Есть у китайской доктрины «Пояса и Пути» и свои специфические особенности. Они следующие:
- отсутствие конкретики со стороны Китая по наполнению инициативы, в силу чего представляется сложным просчитать эффективность и конечные результаты;
- в основе доктрины лежит концепция «жемчужной цепи», то есть расширение стратегических границ государства за его географические пределы путем выноса китайских предприятий на территории других стран;
- упор на двустороннее сотрудничество. При этом есть устойчивое ощущение, что Китай стремится не допустить союзов и альянсов тех или иных стран для защиты их интересов во взаимоотношениях с КНР;
- КНР предлагает заманчивые кредиты странам, которые потом не смогут их погасить (Кыргызстан, Таджикистан…). Это очень смахивает на дипломатию «долговых ловушек». В отдельных случаях эксперты даже используют словосочетание «инвестиционный колониализм»;
- Китай не замечен в стремлении предложить странам региона перспективные производства нового поколения. И это в то время, когда общемировой тенденцией является стремление как можно шире внедрять самые передовые технологии.

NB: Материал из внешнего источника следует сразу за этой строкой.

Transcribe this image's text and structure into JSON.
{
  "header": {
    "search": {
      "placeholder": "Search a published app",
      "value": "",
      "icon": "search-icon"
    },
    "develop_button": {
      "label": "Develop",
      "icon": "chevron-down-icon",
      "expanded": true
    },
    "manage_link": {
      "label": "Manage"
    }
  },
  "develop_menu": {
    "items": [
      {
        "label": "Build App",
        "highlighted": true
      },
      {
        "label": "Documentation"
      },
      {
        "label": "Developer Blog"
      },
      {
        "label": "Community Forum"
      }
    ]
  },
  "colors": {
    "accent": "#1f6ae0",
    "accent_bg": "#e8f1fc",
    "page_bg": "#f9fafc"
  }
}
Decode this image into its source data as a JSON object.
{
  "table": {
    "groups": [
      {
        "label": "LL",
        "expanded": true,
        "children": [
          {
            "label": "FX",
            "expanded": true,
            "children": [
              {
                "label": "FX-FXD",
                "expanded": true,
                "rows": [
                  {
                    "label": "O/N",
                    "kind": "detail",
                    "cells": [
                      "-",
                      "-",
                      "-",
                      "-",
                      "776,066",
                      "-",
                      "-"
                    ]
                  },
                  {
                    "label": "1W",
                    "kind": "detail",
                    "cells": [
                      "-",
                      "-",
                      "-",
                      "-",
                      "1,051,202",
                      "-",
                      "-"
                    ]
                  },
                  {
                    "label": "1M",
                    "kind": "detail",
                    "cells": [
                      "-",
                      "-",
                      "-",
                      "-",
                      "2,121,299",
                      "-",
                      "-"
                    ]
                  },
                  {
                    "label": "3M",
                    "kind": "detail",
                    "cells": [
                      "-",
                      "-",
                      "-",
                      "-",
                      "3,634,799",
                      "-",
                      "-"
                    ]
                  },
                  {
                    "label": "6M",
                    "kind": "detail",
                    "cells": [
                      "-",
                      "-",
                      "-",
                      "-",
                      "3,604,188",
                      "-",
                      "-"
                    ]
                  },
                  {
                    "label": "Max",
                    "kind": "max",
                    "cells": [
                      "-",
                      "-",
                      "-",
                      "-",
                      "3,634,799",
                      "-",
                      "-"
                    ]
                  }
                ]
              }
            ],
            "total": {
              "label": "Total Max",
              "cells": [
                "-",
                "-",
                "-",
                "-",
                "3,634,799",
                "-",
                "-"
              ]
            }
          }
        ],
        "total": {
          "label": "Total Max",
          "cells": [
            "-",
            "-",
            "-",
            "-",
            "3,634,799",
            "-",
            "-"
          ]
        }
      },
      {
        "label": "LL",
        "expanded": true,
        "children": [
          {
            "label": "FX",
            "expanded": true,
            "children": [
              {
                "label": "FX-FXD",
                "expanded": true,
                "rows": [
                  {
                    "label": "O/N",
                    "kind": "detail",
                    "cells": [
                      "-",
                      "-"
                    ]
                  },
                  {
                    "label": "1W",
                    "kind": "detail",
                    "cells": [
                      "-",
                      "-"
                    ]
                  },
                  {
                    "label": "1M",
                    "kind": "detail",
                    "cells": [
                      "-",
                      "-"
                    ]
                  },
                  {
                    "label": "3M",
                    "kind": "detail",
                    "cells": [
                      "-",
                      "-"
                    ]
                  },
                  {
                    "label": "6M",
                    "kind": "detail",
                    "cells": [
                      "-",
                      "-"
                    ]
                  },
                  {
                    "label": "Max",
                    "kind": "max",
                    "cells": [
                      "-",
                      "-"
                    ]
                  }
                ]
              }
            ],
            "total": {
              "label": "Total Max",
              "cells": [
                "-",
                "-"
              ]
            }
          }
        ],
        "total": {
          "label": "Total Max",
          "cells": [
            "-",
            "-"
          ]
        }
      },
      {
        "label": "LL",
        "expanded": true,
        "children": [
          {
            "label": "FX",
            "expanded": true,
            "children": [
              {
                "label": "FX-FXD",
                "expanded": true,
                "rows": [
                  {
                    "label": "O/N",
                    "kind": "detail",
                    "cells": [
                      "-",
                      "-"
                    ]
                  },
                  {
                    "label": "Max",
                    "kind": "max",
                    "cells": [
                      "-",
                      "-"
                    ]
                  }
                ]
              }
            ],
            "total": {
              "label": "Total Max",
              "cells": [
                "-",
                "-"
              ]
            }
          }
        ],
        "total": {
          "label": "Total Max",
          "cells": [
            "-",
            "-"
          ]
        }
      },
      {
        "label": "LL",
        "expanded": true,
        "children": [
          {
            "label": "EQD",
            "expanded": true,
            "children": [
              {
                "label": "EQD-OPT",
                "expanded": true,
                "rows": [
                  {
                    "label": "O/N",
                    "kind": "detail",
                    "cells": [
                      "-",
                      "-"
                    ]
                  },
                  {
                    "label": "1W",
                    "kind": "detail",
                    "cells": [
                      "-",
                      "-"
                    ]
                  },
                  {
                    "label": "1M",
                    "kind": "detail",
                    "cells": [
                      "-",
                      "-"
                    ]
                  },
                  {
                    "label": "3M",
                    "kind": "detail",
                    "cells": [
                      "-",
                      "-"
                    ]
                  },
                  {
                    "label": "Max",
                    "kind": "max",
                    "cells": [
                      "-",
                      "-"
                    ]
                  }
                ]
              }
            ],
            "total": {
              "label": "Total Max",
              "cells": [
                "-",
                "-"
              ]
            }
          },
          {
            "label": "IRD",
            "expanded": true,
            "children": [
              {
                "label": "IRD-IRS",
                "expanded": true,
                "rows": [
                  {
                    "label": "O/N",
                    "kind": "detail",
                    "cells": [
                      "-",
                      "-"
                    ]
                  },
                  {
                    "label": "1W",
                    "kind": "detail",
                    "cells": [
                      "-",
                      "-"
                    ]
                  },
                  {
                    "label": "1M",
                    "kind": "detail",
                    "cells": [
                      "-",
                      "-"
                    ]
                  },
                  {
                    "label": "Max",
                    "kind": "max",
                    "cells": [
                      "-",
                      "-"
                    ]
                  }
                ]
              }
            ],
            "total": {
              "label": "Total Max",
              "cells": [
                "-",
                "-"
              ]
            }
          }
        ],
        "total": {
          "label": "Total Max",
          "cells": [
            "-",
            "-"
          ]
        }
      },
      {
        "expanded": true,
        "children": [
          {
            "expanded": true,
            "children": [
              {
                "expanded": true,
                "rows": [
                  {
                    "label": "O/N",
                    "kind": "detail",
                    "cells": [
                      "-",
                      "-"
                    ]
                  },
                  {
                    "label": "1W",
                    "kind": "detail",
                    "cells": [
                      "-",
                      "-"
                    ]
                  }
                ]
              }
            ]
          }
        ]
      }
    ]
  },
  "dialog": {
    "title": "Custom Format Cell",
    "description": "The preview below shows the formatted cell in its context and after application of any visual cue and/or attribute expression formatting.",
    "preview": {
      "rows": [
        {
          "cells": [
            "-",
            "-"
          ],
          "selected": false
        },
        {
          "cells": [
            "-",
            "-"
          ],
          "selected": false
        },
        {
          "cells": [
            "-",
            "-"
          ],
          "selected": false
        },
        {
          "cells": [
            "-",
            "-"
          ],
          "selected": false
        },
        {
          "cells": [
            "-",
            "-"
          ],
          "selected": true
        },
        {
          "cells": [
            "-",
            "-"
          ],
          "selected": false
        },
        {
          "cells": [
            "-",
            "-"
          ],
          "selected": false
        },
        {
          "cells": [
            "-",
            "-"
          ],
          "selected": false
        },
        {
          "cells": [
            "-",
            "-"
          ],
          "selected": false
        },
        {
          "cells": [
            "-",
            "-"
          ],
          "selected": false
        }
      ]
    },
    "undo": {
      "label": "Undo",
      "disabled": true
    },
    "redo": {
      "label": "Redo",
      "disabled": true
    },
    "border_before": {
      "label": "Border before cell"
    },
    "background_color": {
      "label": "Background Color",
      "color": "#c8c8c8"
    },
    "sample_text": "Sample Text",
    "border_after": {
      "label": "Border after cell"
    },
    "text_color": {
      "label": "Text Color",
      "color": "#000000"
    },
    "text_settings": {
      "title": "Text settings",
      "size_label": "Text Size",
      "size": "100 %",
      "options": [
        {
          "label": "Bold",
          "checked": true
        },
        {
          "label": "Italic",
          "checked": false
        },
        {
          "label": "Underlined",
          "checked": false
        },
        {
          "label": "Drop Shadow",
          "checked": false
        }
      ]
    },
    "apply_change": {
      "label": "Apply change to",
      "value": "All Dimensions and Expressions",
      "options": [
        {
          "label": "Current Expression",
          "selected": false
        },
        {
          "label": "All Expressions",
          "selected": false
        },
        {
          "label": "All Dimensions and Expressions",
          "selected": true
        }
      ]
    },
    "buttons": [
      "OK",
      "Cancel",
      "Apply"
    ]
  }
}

Тут есть над чем задуматься, особенно с точки зрения той роли, которую Китай отводит Центральной Азии.
Как полагает докладчик, во-первых, наш регион – это своеобразный «стратегический тыл», в то время как «фронт» внешней политики Китая обращен к морю. Во-вторых, страны ЦА рассматриваются как источник ресурсов для китайской экономики. Главным образом это касается залежей углеводородного сырья, урана и продукции цветной металлургии. В-третьих, для быстрорастущей экономики КНР жизненно необходимы рынки сбыта, коими наши страны и выступают. В-четвертых, начиная с 2011-го, Китай сталкивается с замедлением экономического роста и, как следствие, с переизбытком производственных мощностей, удорожанием местной рабочей силы, ростом долгового бремени и другими проблемами, которые он может частично решить за счет выноса ряда своих производственных мощностей в наш регион.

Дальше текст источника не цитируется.